We've been fighting about our breakfast routine for months. i wake up in anxiety and i drop them off in this huge, frenzied rage.
I told the kids at 4 years old, we were able to wake up, get dressed, clean our rooms, eat breakfast, homeschool, practice piano all before getting to school on time.
Now they are 7 and 9 and we are dawdling in our rooms till 7.15, the kitchen is a mess, i am yelling reminders of unmade beds and lights still on. i drop them off in a rage and my day is ruined and of course they are unanimously late for school. This is of course after i wake up at 6 am, do quiet time and meditate for 30 minutes. All the serenity is effectively drained by 8.15am.
So we drew up a schedule, and we bought 2 Star wars alarm clocks. One that went off when they needed to leave their rooms. One that went off when they needed to clean their plates.
Part of it now is that the kid wake up, they read in bed, they play, they make their own breakfast, i make them clean up -- i insist that over my dead body are they leaving dirty dishes on the counter because I AM NOT THE NANNY!
But these days i am trying something between Love and Logic and mindfulness based stress reduction. I am trying to let go of the fact that they might go to school hungry and late. i am trying to decide what i can control, i.e. getting into the car at a certain time. i am taking responsibility for my own schedule and time management. i am letting go of my cognitive distortions that the whole morning routine rests on me, that i am the only one keeping time in the whole family, that i am the "bad guy", the only one that cares that the kids miss the first 15 minutes of school.

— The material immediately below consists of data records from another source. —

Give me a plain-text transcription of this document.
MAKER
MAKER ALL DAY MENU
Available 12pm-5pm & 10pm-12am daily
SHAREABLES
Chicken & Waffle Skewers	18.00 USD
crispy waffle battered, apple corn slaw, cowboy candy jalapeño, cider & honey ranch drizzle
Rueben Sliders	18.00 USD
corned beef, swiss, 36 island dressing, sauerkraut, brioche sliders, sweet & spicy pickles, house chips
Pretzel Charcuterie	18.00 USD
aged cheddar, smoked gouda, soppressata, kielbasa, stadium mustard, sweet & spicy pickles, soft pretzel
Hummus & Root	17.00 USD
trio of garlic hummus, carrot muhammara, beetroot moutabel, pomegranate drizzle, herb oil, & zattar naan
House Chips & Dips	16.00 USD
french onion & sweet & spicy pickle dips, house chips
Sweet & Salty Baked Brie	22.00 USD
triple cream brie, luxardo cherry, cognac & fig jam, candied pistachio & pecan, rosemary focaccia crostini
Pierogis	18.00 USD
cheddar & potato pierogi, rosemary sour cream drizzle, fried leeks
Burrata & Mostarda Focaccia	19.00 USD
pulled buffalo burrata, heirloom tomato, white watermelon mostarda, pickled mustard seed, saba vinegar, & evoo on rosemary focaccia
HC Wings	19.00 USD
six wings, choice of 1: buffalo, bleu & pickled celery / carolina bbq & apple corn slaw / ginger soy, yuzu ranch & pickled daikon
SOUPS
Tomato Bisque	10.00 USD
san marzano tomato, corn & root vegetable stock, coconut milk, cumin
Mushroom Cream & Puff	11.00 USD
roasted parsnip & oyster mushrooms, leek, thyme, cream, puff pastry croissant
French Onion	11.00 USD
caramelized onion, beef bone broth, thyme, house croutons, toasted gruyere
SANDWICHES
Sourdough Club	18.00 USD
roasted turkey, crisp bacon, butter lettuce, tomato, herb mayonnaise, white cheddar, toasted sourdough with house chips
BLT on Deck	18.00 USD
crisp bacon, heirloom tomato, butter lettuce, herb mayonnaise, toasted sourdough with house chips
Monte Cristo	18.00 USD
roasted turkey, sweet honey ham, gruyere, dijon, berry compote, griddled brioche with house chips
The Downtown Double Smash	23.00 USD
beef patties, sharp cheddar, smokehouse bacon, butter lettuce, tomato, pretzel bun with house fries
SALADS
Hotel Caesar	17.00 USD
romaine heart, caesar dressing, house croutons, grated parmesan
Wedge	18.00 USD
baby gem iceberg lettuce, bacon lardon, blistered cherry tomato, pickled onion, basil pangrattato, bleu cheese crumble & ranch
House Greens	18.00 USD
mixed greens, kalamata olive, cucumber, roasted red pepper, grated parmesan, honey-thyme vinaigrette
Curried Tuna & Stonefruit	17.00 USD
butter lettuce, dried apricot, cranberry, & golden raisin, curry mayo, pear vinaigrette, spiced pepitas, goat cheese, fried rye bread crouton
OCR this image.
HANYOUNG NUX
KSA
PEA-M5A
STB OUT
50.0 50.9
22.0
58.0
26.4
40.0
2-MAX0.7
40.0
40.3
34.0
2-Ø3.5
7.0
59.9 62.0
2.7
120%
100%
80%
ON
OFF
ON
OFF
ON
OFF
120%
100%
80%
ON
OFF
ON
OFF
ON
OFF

Between letting go of the shame and making my rage the issue, we've been having a good couple of days. One day, these calm, leisurely mornings show up in our school weeks, the kids are up, nally and i are reading to the tunes of celtic music at the breakfast table, Aidan gets in a little practice time.
We drive to school, giggling about putting bets on the exact minute we drive to the school curb. The person who is right gets to pick the candy for the weekend.
Somewhere between me letting go of needing to control, the shame of being a parent of children who are perpetually late for school, somewhere between choosing to control what i can control -- we have peace.
And it is nothing short of a miracle.